Albert the Pale Whale sips his daiquiri, smacks his lips together, then leans back and sighs. “I’m Albert, motherfucker. Who are you?”

 

As Caleb steps toward Albert, I grip the war paint in my pocket and picture the long blade piercing those layers of blubber. Gallons of fluid would gush from the wound like a fire hydrant; hidden arteries, having spent the last two decades being stretched and filled to their fullest capacity, would now be exposed, severed, freed from the heaviest of loads. The wailing, whaling mess would pool around his bloated ankles, gather under the folding chair, then rise up and up, lifting the leviathan carcass off the roof, spinning him like a top, and tossing him off the edge of his own broke-ass, off-white gas station. We’d be swept up in the Blood Flood, too, Walt and I, carried away like Noah’s Ark, or rather, like the animals of afterthought, left to fend for themselves in the apocalyptic precursor to the rainbow.

 

This is what I imagine.

 

But it never happens.

 

Just as Caleb reaches Albert’s chair, a blurred figure plummets on top of him, knocking him to the ground. Within seconds, Caleb is back on his feet, wielding the hunting knife at this new adversary.
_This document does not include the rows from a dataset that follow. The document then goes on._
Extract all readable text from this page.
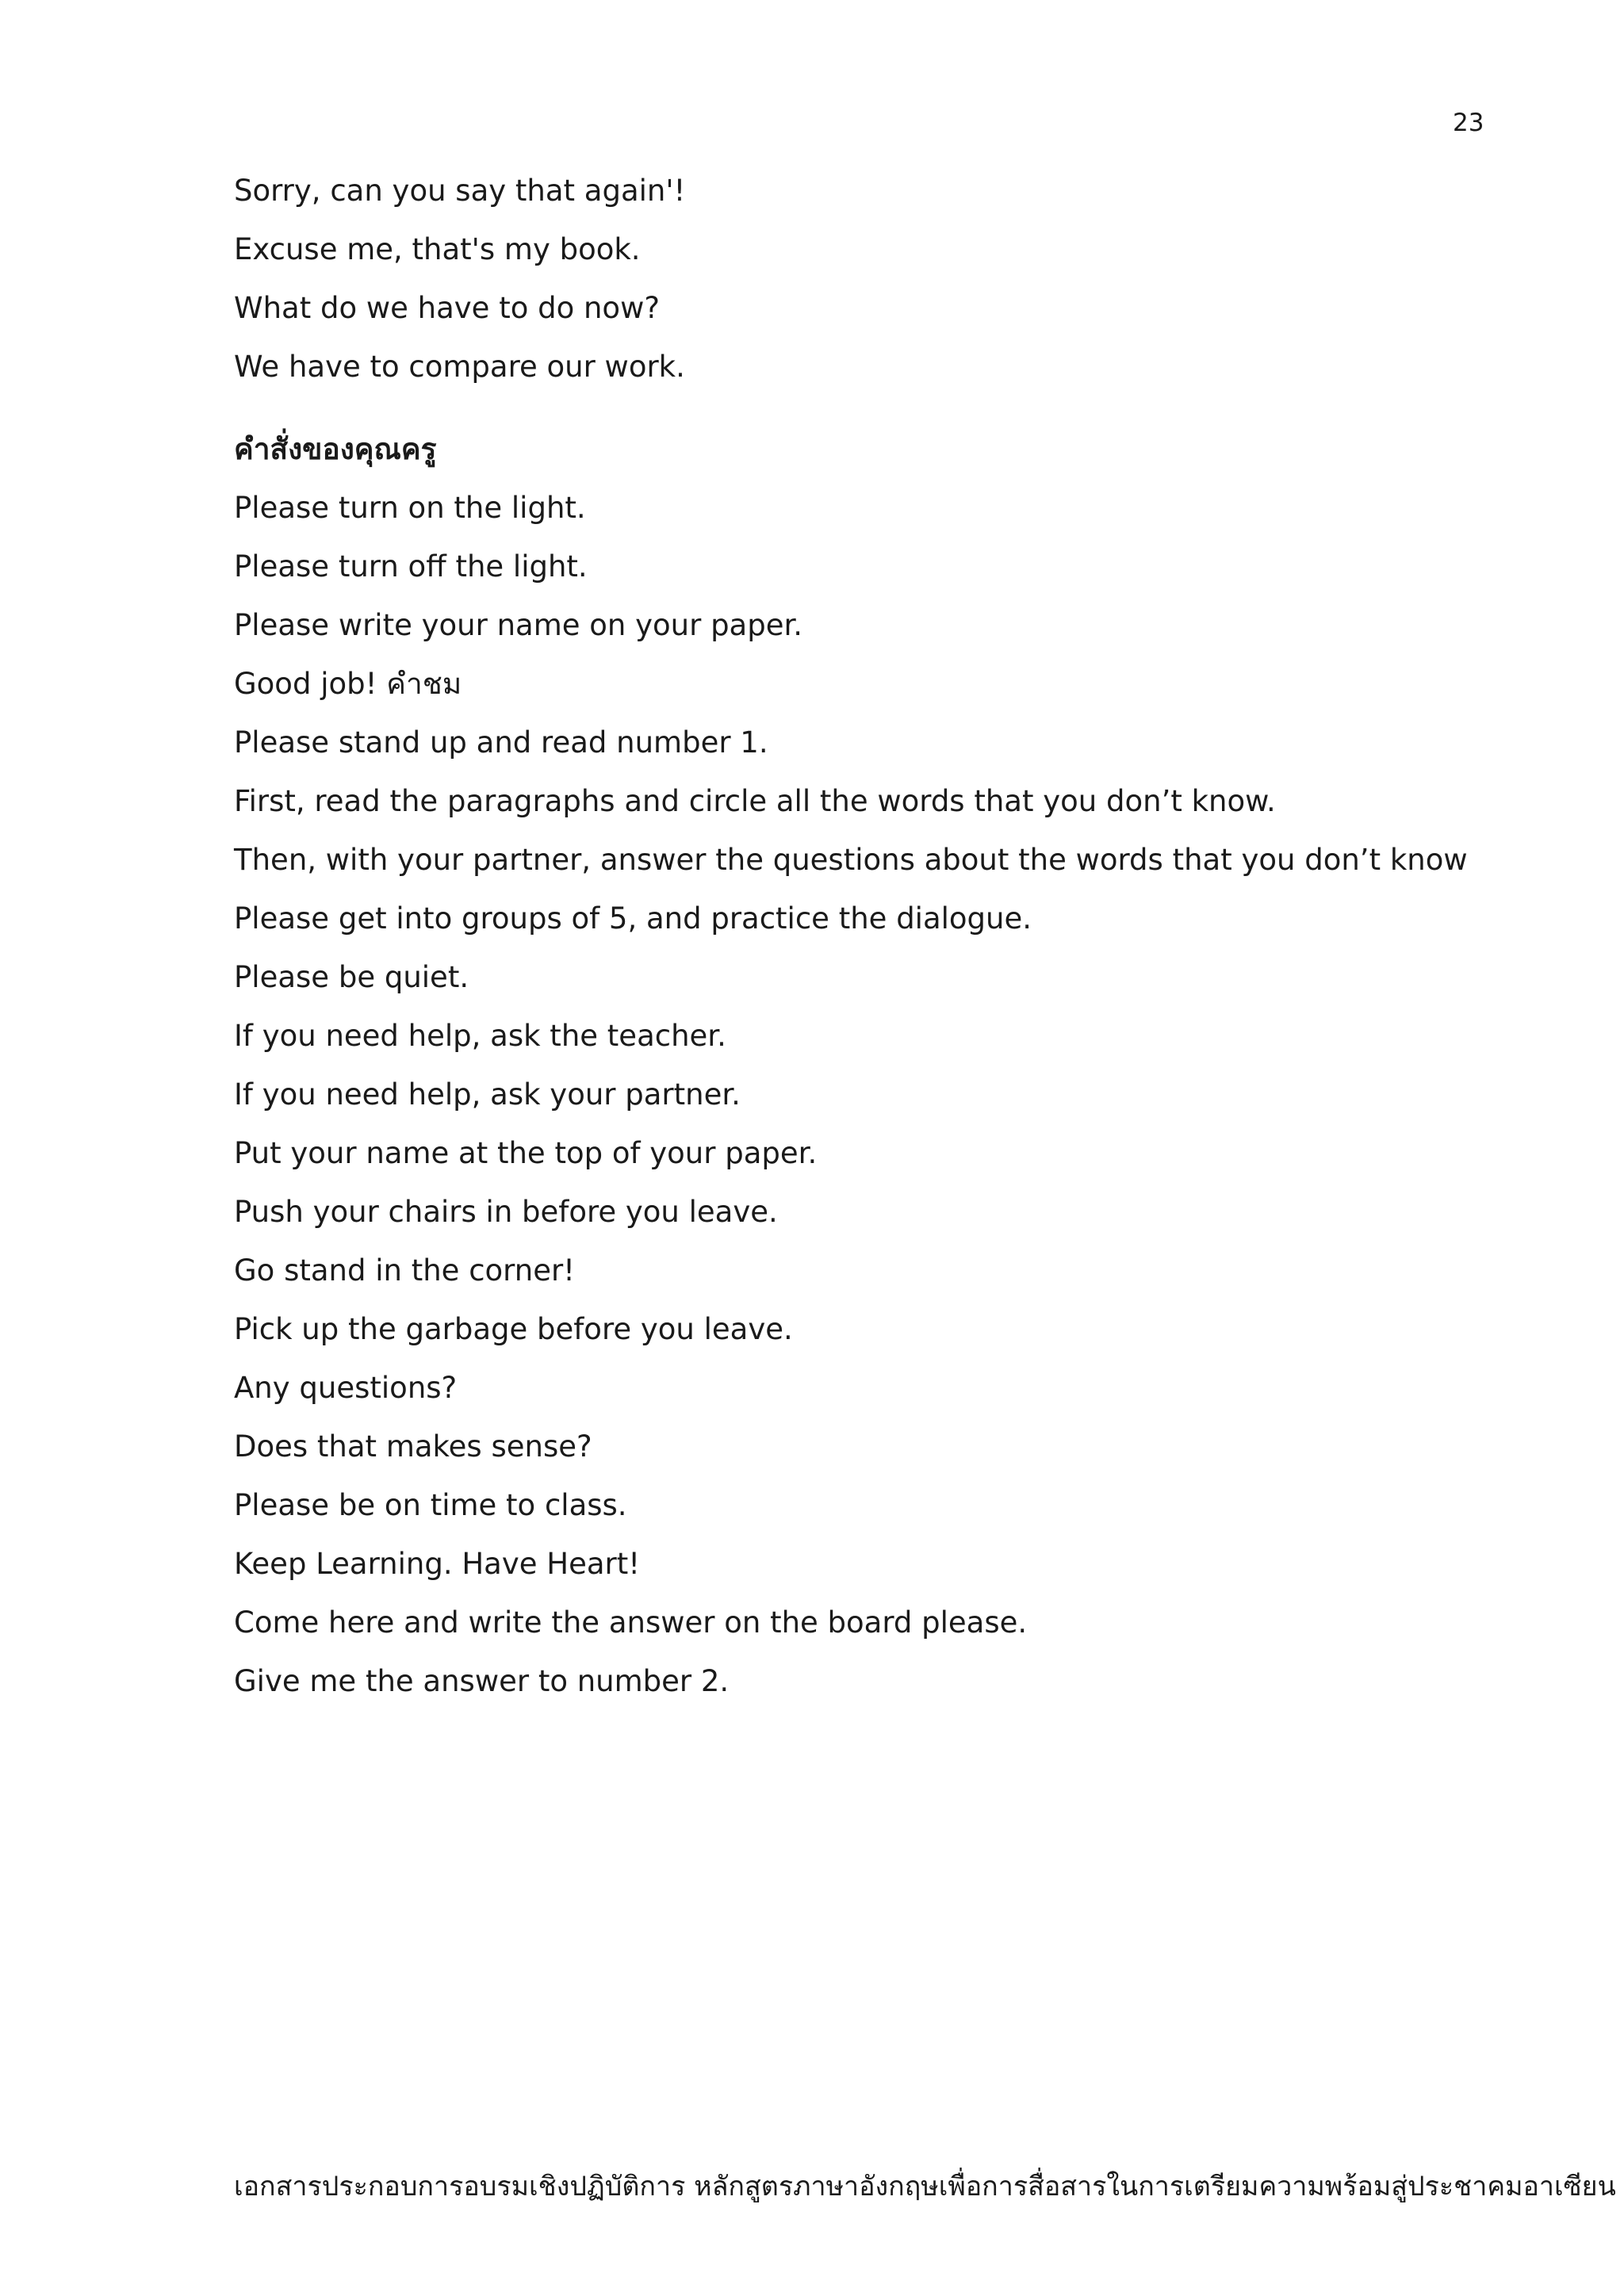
23
Sorry, can you say that again'!
Excuse me, that's my book.
What do we have to do now?
We have to compare our work.
คำสั่งของคุณครู
Please turn on the light.
Please turn off the light.
Please write your name on your paper.
Good job! คำชม
Please stand up and read number 1.
First, read the paragraphs and circle all the words that you don’t know.
Then, with your partner, answer the questions about the words that you don’t know
Please get into groups of 5, and practice the dialogue.
Please be quiet.
If you need help, ask the teacher.
If you need help, ask your partner.
Put your name at the top of your paper.
Push your chairs in before you leave.
Go stand in the corner!
Pick up the garbage before you leave.
Any questions?
Does that makes sense?
Please be on time to class.
Keep Learning. Have Heart!
Come here and write the answer on the board please.
Give me the answer to number 2.
เอกสารประกอบการอบรมเชิงปฏิบัติการ หลักสูตรภาษาอังกฤษเพื่อการสื่อสารในการเตรียมความพร้อมสู่ประชาคมอาเซียน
At first glance, the man seems too ridiculous to be real. He’s wearing a black strip of cloth around his forehead like a ninja, goggles, a long gold chain around his neck, a flowery wife-beater, and a pair of shockingly familiar cutoff jeans. Dripping wet from head to toe, he’s smiling like he’s having a ball.

 

Next to me, Walt claps, while Albert chuckles and sips his drink. “Fuck him up, Ahab.”

 

Never mind my epiglottis—my entire body flutters at this.

 

It’s him.

 

It’s them.

 

The fight doesn’t last more than a minute. In a roundhouse kick that would have made Jet Li proud, Arlene’s legendary nephew sends Caleb’s hunting knife sailing over the edge of the roof. With him disarmed, it’s hardly a fight at all. A couple of hook-kick combos and graceful strikes to the chest, arms, and head, and Ahab has a whimpering Caleb trapped in a half nelson on the gravel roof.

 

“Walt,” says Ahab, dripping wet, smiling from ear to ear. “Go downstairs, call the Independence police station. Ask for Randy, tell him to get his ass over here.”

 

Walt giggles, runs around to the trapdoor.

 

“You okay, honey?” Ahab looks up at Albert, leaving me to wonder at the sheer physics of their relationship.

 

“I’m all right,” grunts the Pale Whale. “Thanks to my knight in shimmering armor.”